The number of seeds will be equal for all subjects (somewhere between 1M to 20M depending on execution time), and we would report the proportions of streamlines and selections as useful stats along with the provided connectomes.

I've now added the -select 0 option and use -seeds to indicate the number of initial seeds to be used.
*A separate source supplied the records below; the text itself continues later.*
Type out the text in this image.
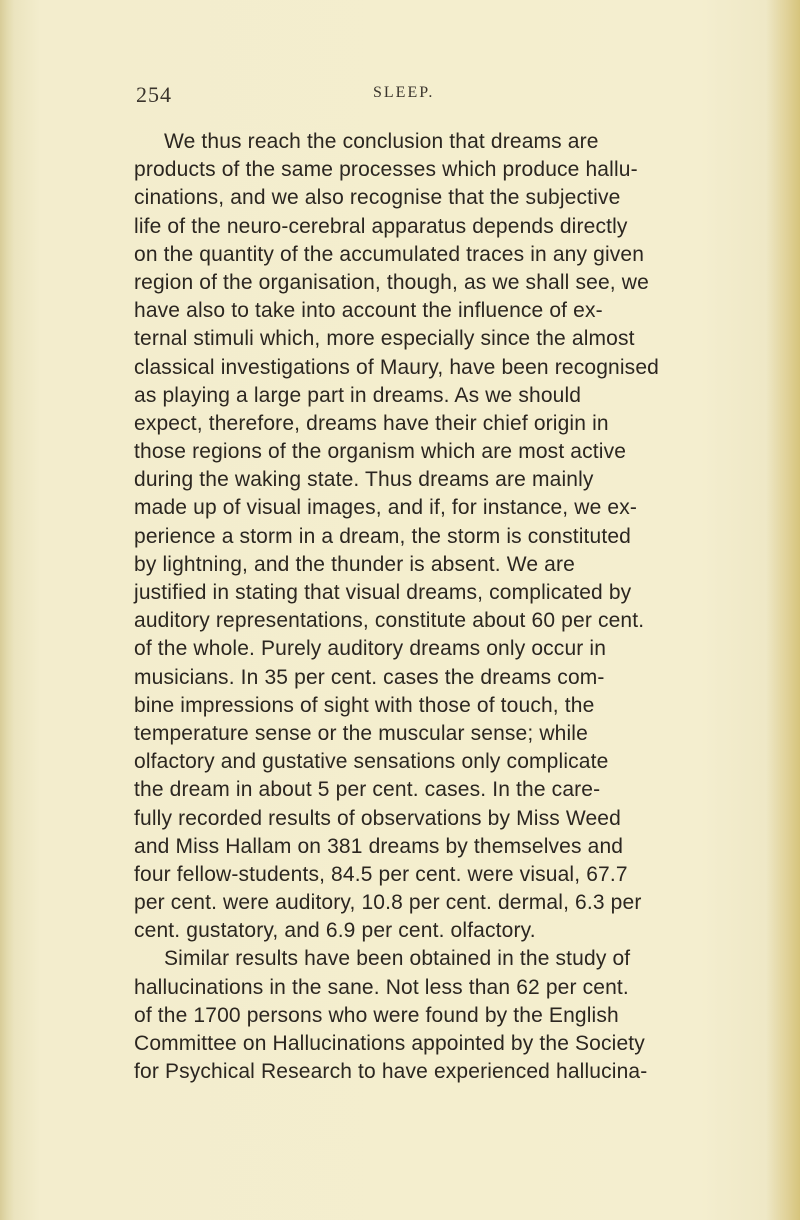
254	SLEEP.
We thus reach the conclusion that dreams are
products of the same processes which produce hallu-
cinations, and we also recognise that the subjective
life of the neuro-cerebral apparatus depends directly
on the quantity of the accumulated traces in any given
region of the organisation, though, as we shall see, we
have also to take into account the influence of ex-
ternal stimuli which, more especially since the almost
classical investigations of Maury, have been recognised
as playing a large part in dreams. As we should
expect, therefore, dreams have their chief origin in
those regions of the organism which are most active
during the waking state. Thus dreams are mainly
made up of visual images, and if, for instance, we ex-
perience a storm in a dream, the storm is constituted
by lightning, and the thunder is absent. We are
justified in stating that visual dreams, complicated by
auditory representations, constitute about 60 per cent.
of the whole. Purely auditory dreams only occur in
musicians. In 35 per cent. cases the dreams com-
bine impressions of sight with those of touch, the
temperature sense or the muscular sense; while
olfactory and gustative sensations only complicate
the dream in about 5 per cent. cases. In the care-
fully recorded results of observations by Miss Weed
and Miss Hallam on 381 dreams by themselves and
four fellow-students, 84.5 per cent. were visual, 67.7
per cent. were auditory, 10.8 per cent. dermal, 6.3 per
cent. gustatory, and 6.9 per cent. olfactory.
Similar results have been obtained in the study of
hallucinations in the sane. Not less than 62 per cent.
of the 1700 persons who were found by the English
Committee on Hallucinations appointed by the Society
for Psychical Research to have experienced hallucina-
here is a sample output generated:

tckgen: [INFO] opening image "/home/sina/Documents/Research/Datasets/UK_biobank/sample/1000094_2_0/dMRI/dMRI/5tt.freesurfer.mif"...
tckgen: [INFO] image "/home/sina/Documents/Research/Datasets/UK_biobank/sample/1000094_2_0/dMRI/dMRI/5tt.freesurfer.mif" opened with dimensions 256x256x256x5, voxel spacing 1x1x1xnan, datatype Float32LE
tckgen: [INFO] opening image "/home/sina/Documents/Research/Datasets/UK_biobank/sample/1000094_2_0/dMRI/dMRI/gmwm_seed.mif"...
tckgen: [INFO] image "/home/sina/Documents/Research/Datasets/UK_biobank/sample/1000094_2_0/dMRI/dMRI/gmwm_seed.mif" opened with dimensions 256x256x256, voxel spacing 1x1x1, datatype Float32LE
tckgen: [INFO] opening image "/home/sina/Documents/Research/Datasets/UK_biobank/sample/1000094_2_0/dMRI/dMRI/wmfod_norm.mif"...
tckgen: [INFO] image "/home/sina/Documents/Research/Datasets/UK_biobank/sample/1000094_2_0/dMRI/dMRI/wmfod_norm.mif" opened with dimensions 104x104x72x45, voxel spacing 2.0192299999999999x2.0192299999999999x2x1, datatype Float32LE
tckgen: [INFO] opening image "/home/sina/Documents/Research/Datasets/UK_biobank/sample/1000094_2_0/dMRI/dMRI/5tt.freesurfer.mif"...
tckgen: [INFO] image "/home/sina/Documents/Research/Datasets/UK_biobank/sample/1000094_2_0/dMRI/dMRI/5tt.freesurfer.mif" opened with dimensions 256x256x256x5, voxel spacing 1x1x1xnan, datatype Float32LE
tckgen: [INFO] step size = 1.00639975 mm
tckgen: [INFO] maximum deviation angle = 45 deg
tckgen: [INFO] minimum radius of curvature = 2.0127994454078202 mm
tckgen: [INFO] iFOD2 internal step size = 0.503199875 mm
tckgen: [INFO] rejection sampling will use 7 directions with a ratio of 3.34099722 (predicted number of samples per step = 15.2031403)
tckgen: [  0%]        1 seeds,        1 streamlines,        0 selected
tckgen: [  0%]      165 seeds,      139 streamlines,       29 selected
tckgen: [  0%]      325 seeds,      263 streamlines,       54 selected
tckgen: [  0%]      696 seeds,      567 streamlines,      107 selected
tckgen: [  1%]     1193 seeds,      949 streamlines,      177 selected
tckgen: [  2%]     2355 seeds,     1872 streamlines,      360 selected
tckgen: [  4%]     4687 seeds,     3765 streamlines,      751 selected
tckgen: [  9%]     9222 seeds,     7482 streamlines,     1472 selected
tckgen: [ 18%]    18399 seeds,    14880 streamlines,     2993 selected
tckgen: [ 36%]    36987 seeds,    30068 streamlines,     6035 selected
tckgen: [ 73%]    73364 seeds,    59567 streamlines,    12032 selected
tckgen: [100%]   100000 seeds,    81286 streamlines,    16452 selected
tckgen: [INFO] mean number of samples per step = 14.364652633666992
tckgen: [INFO] no rejection sampling truncations occurred
tckgen: [INFO] Total number of track terminations: 85147
tckgen: [INFO] Termination reason probabilities:
tckgen: [INFO]   Entered cortical grey matter: 40.9%
tckgen: [INFO]   Calibrator sub-threshold: 51.1%
tckgen: [INFO]   Exited image: 1.52%
tckgen: [INFO]   Entered CSF: 0.681%
tckgen: [INFO]   Bad diffusion signal: 0.0294%
tckgen: [INFO]   Excessive curvature: 0%
tckgen: [INFO]   Max length exceeded: 0.00235%
tckgen: [INFO]   Terminated in subcortex: 3.22%
tckgen: [INFO]   Exiting sub-cortical GM: 2.5%
tckgen: [INFO] Track rejection counts:
tckgen: [INFO]   Invalid seed point: 18714
tckgen: [INFO]   No propagation from seed: 90
tckgen: [INFO]   Shorter than minimum length: 20299
tckgen: [INFO]   Longer than maximum length: 2
tckgen: [INFO]   Poor structural termination: 43887
tckgen: [INFO]   Failed to traverse white matter: 556

Out of 100000 seeds, 81286 yielded streamlines, and only 16452 passed selection criteria. I'm not sure if it's worth recording other stats (such as Termination reasons and Track rejection counts).

Currently, I'm thinking of parsing the output files to save these values, but if https://github.com/MRtrix3/mrtrix3/issues/2413 gets implemented, I can change to using that instead.

Lestropie commented 2 years ago

if MRtrix3/mrtrix3#2413 gets implemented

Already is: see #16, MRtrix3/mrtrix3#2414. It's not yet a part of a tagged version, but the code is there.